Today I had a really interesting chat about healthcare interoperability with Mario Hyland, Founder of AEGIS. I’m looking at a number of ways that Mario and I can work together to move healthcare interoperability forward. We’ll probably start with a video hangout with Mario and then expand from there.

Until then, I was struck by something Mario said in our conversation: “Healthcare interoperability is not a point in time. You can be interoperable today and then not be tomorrow.

This really resonated with me and no doubt resonates with doctors and hospitals who have an interface with some other medical organization. You know how easy it is for your interface to break. It’s never intentional, but these software are so large and complex that someone will make a change and not realize the impact that change will have across all your connections. As I wrote on Hospital EMR and EHR, API’s are Hard!

Currently we don’t even have a bunch of complex APIs with hundreds of companies connecting to the EHR. We’re lucky if an EHR has a lab interface, ePrescribing, maybe a radiology interface, and maybe a connection to a local hospital. Now imagine the issues that crop up when you’re connecting to hundreds of companies and systems. Mario was right when he told me, “Healthcare thinks we’re dealing with the complex challenges of healthcare interoperability. Healthcare doesn’t know the interoperability challenges that still wait for them and they’re so much more complex than what we’re dealing with today.”

I don’t want to say this as discouragement, but it should encourage us to be really thoughtful about how we handle healthcare interoperability so it can scale up. The title of this post asks a tough question that isn’t being solved by our current one time approach to certification. How do we achieve continuous healthcare interoperability that won’t break on the next upgrade cycle?

I asked Mario why the current EHR certification process hasn’t been able to solve this problem and he said that current EHR certification is more of a one time visual inspection of interoperability. Unfortunately it doesn’t include a single testing platform that really tests an EHR against a specific interoperability standard, let alone ongoing tests to make sure that any changes to the EHR don’t affect future interoperability.
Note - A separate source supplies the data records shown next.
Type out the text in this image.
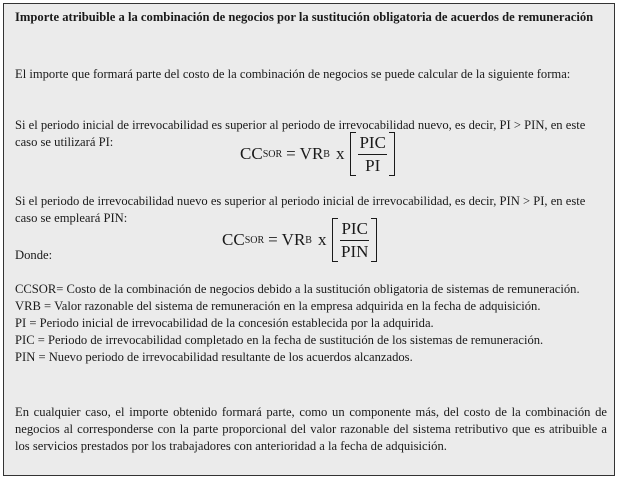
Importe atribuible a la combinación de negocios por la sustitución obligatoria de acuerdos de remuneración
El importe que formará parte del costo de la combinación de negocios se puede calcular de la siguiente forma:
Si el periodo inicial de irrevocabilidad es superior al periodo de irrevocabilidad nuevo, es decir, PI > PIN, en este caso se utilizará PI:
CC SOR = VR B x $\frac{\text{PIC}}{PI}$
Si el periodo de irrevocabilidad nuevo es superior al periodo inicial de irrevocabilidad, es decir, PIN > PI, en este caso se empleará PIN:
CC SOR = VR B x $\frac{\text{PIC}}{\text{PIN}}$
Donde:
CCSOR= Costo de la combinación de negocios debido a la sustitución obligatoria de sistemas de remuneración.
VRB = Valor razonable del sistema de remuneración en la empresa adquirida en la fecha de adquisición.
PI = Periodo inicial de irrevocabilidad de la concesión establecida por la adquirida.
PIC = Periodo de irrevocabilidad completado en la fecha de sustitución de los sistemas de remuneración.
PIN = Nuevo periodo de irrevocabilidad resultante de los acuerdos alcanzados.
En cualquier caso, el importe obtenido formará parte, como un componente más, del costo de la combinación de negocios al corresponderse con la parte proporcional del valor razonable del sistema retributivo que es atribuible a los servicios prestados por los trabajadores con anterioridad a la fecha de adquisición.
I’ve long chewed on why it is that we can have a “standard” for interoperability, but unfortunately that doesn’t mean that EHR systems can actually interoperate. I’ve heard people tell me that there are flavors of the standard and each organization has a different flavor. I’ve seen this, but what I’ve found is that there are different interpretations of the same standard. When you dig into the details of any standard, you can see how it’s easy for an organization to interpret a standard multiple ways.